Особенно раздражал его Хаим Домецкес: вечно в ватном кафтане, подпоясанном веревкой, а рядом трое сыновей, Шлейме, Яшка и Пейша, которые готовы весь рынок к рукам прибрать. Они торговали всем подряд, лишь бы риску поменьше: яйцами, луком, курами. Если по сходной цене попадался теленок — тоже годится. Бывало, купит папаша теленка, забросит на плечи да так и ходит с ним среди телег, потому как в амбар нести некогда, а сынки — следом. Теленок вытягивает шею и жалобно мычит.
— Все подряд покупаете, — увидев эту картину, насмешливо говорит Залман.
— Да, Залман, все покупаем, кроме льна. Лен — это мы вам оставляем!
Парни хохочут, теленок мычит, а куры, которых они тоже таскают с собой, начинают с перепугу кудахтать на разные голоса.
«Дубины неграмотные! — думал Залман. — На всем деньги делать пытаются…»
Он подходил к телеге, нагруженной льном, сначала смотрел, чтобы он блестел, как золото. Потом прикидывал длину, потом вытаскивал пучок и пробовал разорвать.
— Эй, жид, ты чего рвешь?
— Я не рву, я пробую, — с деловым видом возражал Залман.
— А если не купишь, кто мне заплатит за то, что ты разорвал? — сердился мужик.
На что Залман отвечал:
— Если у тебя постоянного покупателя нет, то возьму, конечно.
И обычно покупал. Иногда лен ему не нравился, но если был такой, как сказал Мотэ Шпинер, — длинный, блестящий и прочный, то Залман соглашался на любую цену.
Он так полюбил лен, что, будь у него деньги, весь бы скупил у всех мужиков.
Первое время Залман не мог долго держать у себя товар, слишком скромный капитал не позволял. Купив, на другой день клал тюки в тачку и вез к Мотэ Шпинеру.
Мотэ по-прежнему смотрел на него как на новичка, называл дураком, меламедом и прочими неприятными словами, но Залман все проглатывал, лишь бы Мотэ предложил настоящую цену, а не такую, что в убытке останешься.

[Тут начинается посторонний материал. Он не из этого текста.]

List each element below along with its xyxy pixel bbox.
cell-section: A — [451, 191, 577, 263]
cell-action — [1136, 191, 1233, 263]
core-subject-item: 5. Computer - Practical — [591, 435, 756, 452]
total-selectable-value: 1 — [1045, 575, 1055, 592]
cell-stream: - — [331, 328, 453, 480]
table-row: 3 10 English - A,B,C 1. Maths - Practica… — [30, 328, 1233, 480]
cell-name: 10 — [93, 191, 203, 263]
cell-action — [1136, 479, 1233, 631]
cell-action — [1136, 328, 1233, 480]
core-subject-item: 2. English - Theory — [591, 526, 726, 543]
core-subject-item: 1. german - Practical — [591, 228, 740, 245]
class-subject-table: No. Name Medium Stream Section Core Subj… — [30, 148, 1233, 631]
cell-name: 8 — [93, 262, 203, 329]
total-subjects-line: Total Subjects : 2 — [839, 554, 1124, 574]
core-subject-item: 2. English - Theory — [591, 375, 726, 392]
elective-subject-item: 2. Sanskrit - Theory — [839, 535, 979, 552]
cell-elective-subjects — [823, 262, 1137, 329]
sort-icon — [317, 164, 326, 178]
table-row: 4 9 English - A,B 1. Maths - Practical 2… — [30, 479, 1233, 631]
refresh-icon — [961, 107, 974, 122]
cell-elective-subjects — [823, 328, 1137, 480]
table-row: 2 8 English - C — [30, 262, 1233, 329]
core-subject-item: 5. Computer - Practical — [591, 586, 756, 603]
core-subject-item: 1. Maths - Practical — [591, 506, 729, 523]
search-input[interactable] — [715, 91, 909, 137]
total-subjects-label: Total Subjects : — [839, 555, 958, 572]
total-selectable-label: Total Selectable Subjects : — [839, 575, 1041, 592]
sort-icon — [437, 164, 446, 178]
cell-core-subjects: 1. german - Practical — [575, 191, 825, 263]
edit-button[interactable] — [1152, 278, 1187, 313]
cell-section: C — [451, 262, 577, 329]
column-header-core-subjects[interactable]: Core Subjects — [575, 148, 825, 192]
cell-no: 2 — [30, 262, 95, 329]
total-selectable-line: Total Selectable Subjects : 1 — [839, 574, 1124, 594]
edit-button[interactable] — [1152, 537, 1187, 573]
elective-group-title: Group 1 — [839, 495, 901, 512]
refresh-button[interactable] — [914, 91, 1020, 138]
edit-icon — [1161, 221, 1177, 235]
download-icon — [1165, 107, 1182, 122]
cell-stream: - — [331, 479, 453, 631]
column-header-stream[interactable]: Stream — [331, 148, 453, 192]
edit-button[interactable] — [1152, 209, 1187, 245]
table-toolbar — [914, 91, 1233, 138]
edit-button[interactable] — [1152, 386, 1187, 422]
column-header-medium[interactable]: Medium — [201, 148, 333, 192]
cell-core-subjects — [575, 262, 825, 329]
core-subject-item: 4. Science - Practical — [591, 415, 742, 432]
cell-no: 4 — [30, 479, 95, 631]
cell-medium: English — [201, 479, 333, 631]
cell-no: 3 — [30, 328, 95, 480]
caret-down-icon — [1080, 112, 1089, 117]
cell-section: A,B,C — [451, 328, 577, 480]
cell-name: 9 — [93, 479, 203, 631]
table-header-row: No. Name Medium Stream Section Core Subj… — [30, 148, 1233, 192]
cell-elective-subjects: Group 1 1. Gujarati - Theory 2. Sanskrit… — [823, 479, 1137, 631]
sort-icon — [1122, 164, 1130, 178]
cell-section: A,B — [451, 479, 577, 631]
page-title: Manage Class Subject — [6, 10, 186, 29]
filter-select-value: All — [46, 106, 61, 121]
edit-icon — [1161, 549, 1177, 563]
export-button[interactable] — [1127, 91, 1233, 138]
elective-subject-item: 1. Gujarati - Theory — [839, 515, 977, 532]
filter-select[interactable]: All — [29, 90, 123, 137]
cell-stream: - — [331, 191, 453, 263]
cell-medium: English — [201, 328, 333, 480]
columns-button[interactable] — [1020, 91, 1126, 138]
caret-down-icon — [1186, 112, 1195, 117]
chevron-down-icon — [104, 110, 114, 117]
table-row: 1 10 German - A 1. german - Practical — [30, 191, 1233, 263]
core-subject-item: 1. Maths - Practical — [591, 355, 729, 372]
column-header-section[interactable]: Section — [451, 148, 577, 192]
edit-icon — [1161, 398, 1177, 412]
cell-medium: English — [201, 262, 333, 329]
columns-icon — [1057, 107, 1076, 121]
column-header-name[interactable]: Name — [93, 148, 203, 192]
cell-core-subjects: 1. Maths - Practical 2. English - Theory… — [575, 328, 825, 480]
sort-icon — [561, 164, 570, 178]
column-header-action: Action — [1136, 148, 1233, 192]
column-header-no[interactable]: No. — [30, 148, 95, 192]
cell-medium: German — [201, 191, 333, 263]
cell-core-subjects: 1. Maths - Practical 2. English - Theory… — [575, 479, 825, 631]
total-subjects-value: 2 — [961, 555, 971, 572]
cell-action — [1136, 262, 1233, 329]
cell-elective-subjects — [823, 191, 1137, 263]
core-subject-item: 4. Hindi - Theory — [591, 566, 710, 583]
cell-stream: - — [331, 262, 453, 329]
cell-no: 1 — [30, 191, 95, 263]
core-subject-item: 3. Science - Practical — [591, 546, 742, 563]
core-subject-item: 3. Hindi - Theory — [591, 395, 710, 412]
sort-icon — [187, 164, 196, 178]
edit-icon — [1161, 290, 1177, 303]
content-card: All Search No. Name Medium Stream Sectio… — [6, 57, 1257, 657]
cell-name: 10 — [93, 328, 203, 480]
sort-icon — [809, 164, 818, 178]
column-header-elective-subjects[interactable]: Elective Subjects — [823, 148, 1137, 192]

В конце концов Мотэ Шпинер стал признавать Залмана специалистом по льну и однажды при двух мелких перекупщиках, что крутились у него в амбаре, хлопнул его по плечу и сказал:
— Вот видите, молодой человек уже немного понимает, что такое лен.
— Я не жалею, что за науку вам заплатил, реб Мордхе, оно того стоило, — с улыбкой ответил Залман, поглаживая бородку.
Весь свой капитал Залман истратил, но у него уже дети подрастали, в бороде появилась седина, и ему как солидному отцу семейства доверяли в кредит.
Он по-прежнему занимался льном, но торговать с каждым годом становилось все труднее. Целый день он проводил в амбаре, среди тюков. Белесые волокна налипали на одежду, и Залмана самого было от тюка не отличить.
Когда он приходил домой, жена, не слишком довольная его торговлей, начинала ворчать:
— Посмотри, во что ты одежду превратил. Весь в своем льне!
— Дурочка! — с улыбкой отвечал Залман. — Лен — не грязь.
А когда надевал ту же одежду, чтобы пойти в синагогу, жена просила:
— Подожди! Дай хоть почищу немного.
18
Меламед — учитель, преподающий детям основы иудаизма. На социальной лестнице меламеды стояли очень низко.